As the world rose to the depressing headlines of Nelson Mandela’s demise at the age of 95 on 5th December 2013, the obvious question that crept to my mind was, what was this “Apartheid movement” and what exactly is it that Mandela – Madiba to his people, is hailed for. Forgive me, but I am a history student, and my interest in skinning “what happened” and “why it happened” is justified, what remains speculative is a normal mind’s quest for answers. I’ll keep it simple and will try not to get you bored.
So it all began in the 14th century when the Portugese explorer Mr. Vasco da Gama (surely you have heard of him?) lands on the South African coast.
Then there is a short war between Dutch and English East India Companies upon who takes the “Cape Colony” resulting in finally the British getting to keep it in the 18th century.
Meanwhile a native group called the Zulus agitate against the British rule and this becomes serious fighting because by this time precious diamond and gold mines have been discovered at a few places in the continent.
A war is fought and two regions are granted self rule under the British.
The native national congress called the African National Congress (ANC) is founded and these guys obviously on the “White” side of things pass the Land Act under which the “Blacks”- the native people with more melanin in their skin than their fairer counterparts or maybe because of a long history of tanning being near the equator- so these people cannot buy or own land except a small reserved area, while the fair aliens very happily can.
So the Blacks decide to form a Secret Brotherhood to obviously, secretly fight for their rights.
But unfortunately, the National Party comes into power and they start with Apartheid and all that jazz.
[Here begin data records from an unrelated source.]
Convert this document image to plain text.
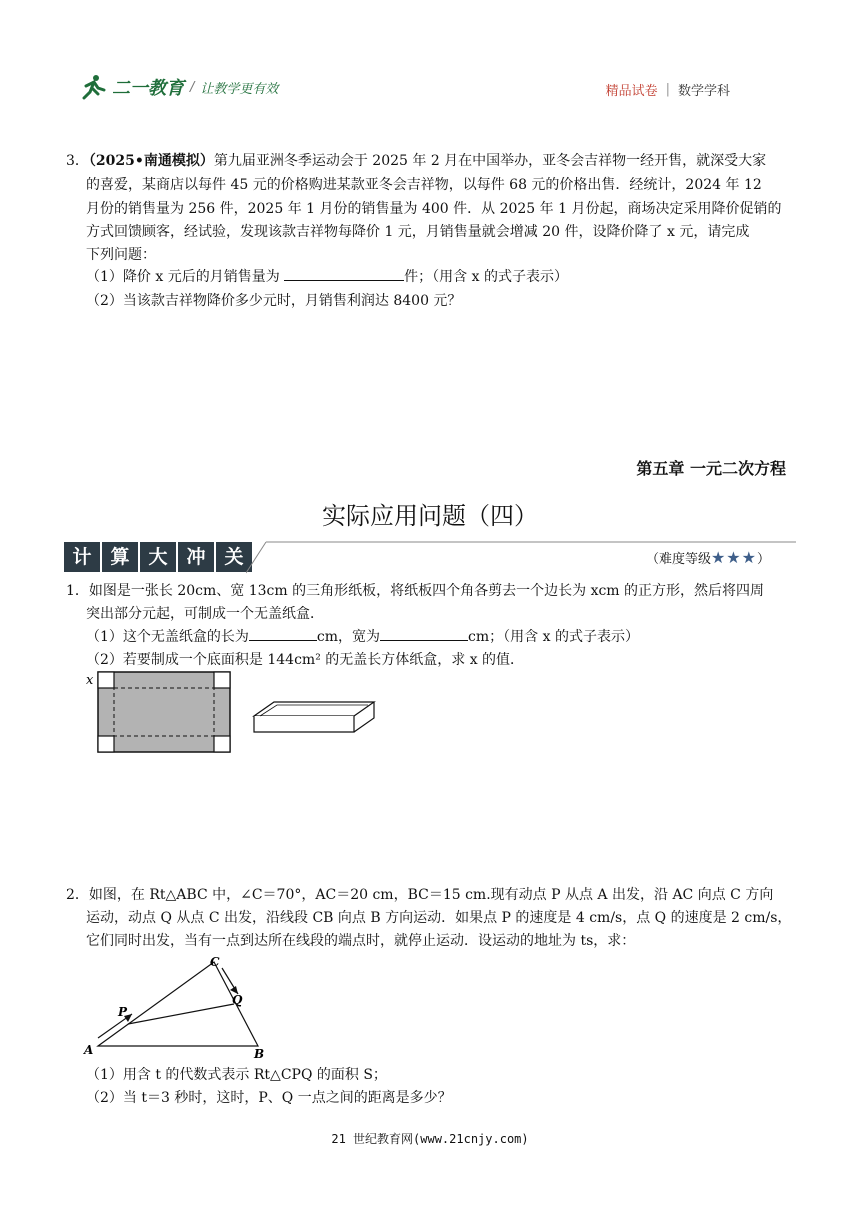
二一教育 / 让教学更有效	精品试卷 | 数学学科
3．（2025•南通模拟）第九届亚洲冬季运动会于 2025 年 2 月在中国举办，亚冬会吉祥物一经开售，就深受大家
的喜爱，某商店以每件 45 元的价格购进某款亚冬会吉祥物，以每件 68 元的价格出售．经统计，2024 年 12
月份的销售量为 256 件，2025 年 1 月份的销售量为 400 件．从 2025 年 1 月份起，商场决定采用降价促销的
方式回馈顾客，经试验，发现该款吉祥物每降价 1 元，月销售量就会增减 20 件，设降价降了 x 元，请完成
下列问题：
（1）降价 x 元后的月销售量为	件；（用含 x 的式子表示）
（2）当该款吉祥物降价多少元时，月销售利润达 8400 元？
第五章 一元二次方程
实际应用问题（四）
计 算 大 冲 关	（难度等级★★★）
1．如图是一张长 20cm、宽 13cm 的三角形纸板，将纸板四个角各剪去一个边长为 xcm 的正方形，然后将四周
突出部分元起，可制成一个无盖纸盒．
（1）这个无盖纸盒的长为	cm，宽为	cm；（用含 x 的式子表示）
（2）若要制成一个底面积是 144cm² 的无盖长方体纸盒，求 x 的值．
x
2．如图，在 Rt△ABC 中，∠C＝70°，AC＝20 cm，BC＝15 cm.现有动点 P 从点 A 出发，沿 AC 向点 C 方向
运动，动点 Q 从点 C 出发，沿线段 CB 向点 B 方向运动．如果点 P 的速度是 4 cm/s，点 Q 的速度是 2 cm/s，
它们同时出发，当有一点到达所在线段的端点时，就停止运动．设运动的地址为 ts，求：
A	B
C
P
Q
（1）用含 t 的代数式表示 Rt△CPQ 的面积 S；
（2）当 t＝3 秒时，这时，P、Q 一点之间的距离是多少？
21 世纪教育网(www.21cnjy.com)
With the woes of the World War II, the government follows the policy of Apartheid literally meaning separateness, more intensely.
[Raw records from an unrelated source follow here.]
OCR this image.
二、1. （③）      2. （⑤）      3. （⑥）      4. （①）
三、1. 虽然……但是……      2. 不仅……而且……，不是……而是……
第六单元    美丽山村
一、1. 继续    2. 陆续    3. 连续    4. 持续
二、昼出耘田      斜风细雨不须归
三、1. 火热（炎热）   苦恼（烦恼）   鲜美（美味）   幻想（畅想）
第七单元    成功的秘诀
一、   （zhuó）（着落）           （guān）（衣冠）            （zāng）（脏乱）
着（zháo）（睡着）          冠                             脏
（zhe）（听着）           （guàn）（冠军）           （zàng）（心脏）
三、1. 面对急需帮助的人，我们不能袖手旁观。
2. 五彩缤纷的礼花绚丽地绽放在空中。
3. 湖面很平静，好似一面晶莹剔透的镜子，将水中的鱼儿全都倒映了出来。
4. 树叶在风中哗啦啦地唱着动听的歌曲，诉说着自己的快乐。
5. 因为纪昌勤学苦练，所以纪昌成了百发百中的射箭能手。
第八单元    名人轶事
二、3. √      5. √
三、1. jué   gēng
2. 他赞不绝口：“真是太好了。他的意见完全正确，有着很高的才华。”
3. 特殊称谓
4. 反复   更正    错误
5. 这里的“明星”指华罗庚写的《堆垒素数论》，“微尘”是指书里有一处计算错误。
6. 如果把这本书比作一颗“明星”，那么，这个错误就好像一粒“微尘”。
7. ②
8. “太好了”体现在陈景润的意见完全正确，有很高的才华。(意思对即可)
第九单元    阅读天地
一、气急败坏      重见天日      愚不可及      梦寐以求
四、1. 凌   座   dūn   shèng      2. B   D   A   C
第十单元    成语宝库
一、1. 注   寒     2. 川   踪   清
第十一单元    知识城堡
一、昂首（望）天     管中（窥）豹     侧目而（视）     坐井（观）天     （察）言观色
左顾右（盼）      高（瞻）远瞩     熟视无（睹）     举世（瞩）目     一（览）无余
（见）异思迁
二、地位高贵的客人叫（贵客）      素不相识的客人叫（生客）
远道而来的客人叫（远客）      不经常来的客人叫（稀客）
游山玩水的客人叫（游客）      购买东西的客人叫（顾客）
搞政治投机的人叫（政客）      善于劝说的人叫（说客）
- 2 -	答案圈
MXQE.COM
The population was basically divided into 4- Whites, Coloured (mixed race), Black (called the Bantus) and Browns or Asians (Indians and Paks) – in order of importance.
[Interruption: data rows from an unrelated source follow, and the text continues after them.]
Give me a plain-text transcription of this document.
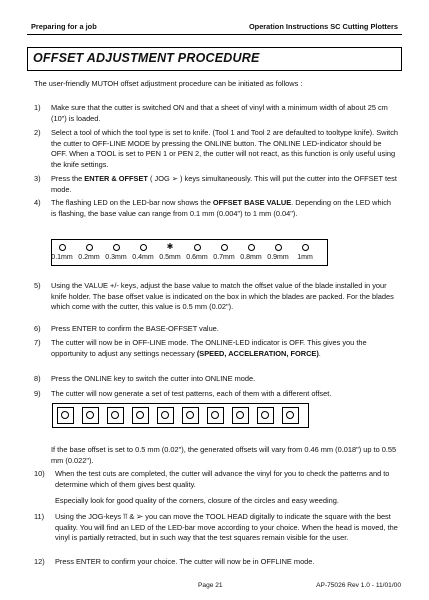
Preparing for a job	Operation Instructions SC Cutting Plotters
OFFSET ADJUSTMENT PROCEDURE
The user-friendly MUTOH offset adjustment procedure can be initiated as follows :
1) Make sure that the cutter is switched ON and that a sheet of vinyl with a minimum width of about 25 cm (10") is loaded.
2) Select a tool of which the tool type is set to knife. (Tool 1 and Tool 2 are defaulted to tooltype knife). Switch the cutter to OFF-LINE MODE by pressing the ONLINE button. The ONLINE LED-indicator should be OFF. When a TOOL is set to PEN 1 or PEN 2, the cutter will not react, as this function is only useful using the knife settings.
3) Press the ENTER & OFFSET ( JOG ➢ ) keys simultaneously. This will put the cutter into the OFFSET test mode.
4) The flashing LED on the LED-bar now shows the OFFSET BASE VALUE. Depending on the LED which is flashing, the base value can range from 0.1 mm (0.004") to 1 mm (0.04").
0.1mm 0.2mm 0.3mm 0.4mm
✱
0.5mm 0.6mm 0.7mm 0.8mm 0.9mm	1mm
5) Using the VALUE +/- keys, adjust the base value to match the offset value of the blade installed in your knife holder. The base offset value is indicated on the box in which the blades are packed. For the blades which come with the cutter, this value is 0.5 mm (0.02").
6) Press ENTER to confirm the BASE-OFFSET value.
7) The cutter will now be in OFF-LINE mode. The ONLINE-LED indicator is OFF. This gives you the opportunity to adjust any settings necessary (SPEED, ACCELERATION, FORCE).
8) Press the ONLINE key to switch the cutter into ONLINE mode.
9) The cutter will now generate a set of test patterns, each of them with a different offset.
If the base offset is set to 0.5 mm (0.02"), the generated offsets will vary from 0.46 mm (0.018") up to 0.55 mm (0.022").
10) When the test cuts are completed, the cutter will advance the vinyl for you to check the patterns and to determine which of them gives best quality.
Especially look for good quality of the corners, closure of the circles and easy weeding.
11) Using the JOG-keys ⫪ & ➢ you can move the TOOL HEAD digitally to indicate the square with the best quality. You will find an LED of the LED-bar move according to your choice. When the head is moved, the vinyl is partially retracted, but in such way that the test squares remain visible for the user.
12) Press ENTER to confirm your choice. The cutter will now be in OFFLINE mode.
Page 21	AP-75026 Rev 1.0 - 11/01/00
So 80% of the land was set aside for some 8% whites and the rest generously went to the other 3 groups. The Bantus were further separated and placed far apart into 10 groups so that they can never join hands and protest.
But of course they never heard King Khan say “Never underestimate the power of the common man”. In response to this racial segregation the ANC led by Nelson Mandela protested and eventually found a military wing within the party, even though Mandela worshipped the principles of Gandhi, he figured out it was time to fire a bullet for a bullet.
Anyway, after several Blacks being brutally killed, ANC banned, Mandela thrown into life imprisonment, the world finally sat up to take notice.
More killings, more assassinations, more horrors later, in 1990, Mandela was released after 27 yrs of prison, an even wiser man. Namibia became independent, and Mandela became president.
And rest is, still more history.
Deep rooted evils like corruption and racism cannot be vanquished in a single man’s lifetime. But Madiba has led us into the right direction. He has fulfilled his purpose. The purpose of creating a land where each vote counts, where it is not a sin to shake hands with a person whose skin is a few shades darker than you, where people can sleep peacefully in a place called home and where you don’t get busted just because you are black (or maybe you do sometimes).
As he himself says “Death is something inevitable. When a man has done what he considers to be his duty to his people and his country, he can rest in peace. I believe I have made that effort and that is, therefore, why I will sleep for the eternity.” – Yes he will sleep peacefully today and so will thousands of millions of people in South Africa and rest of the world.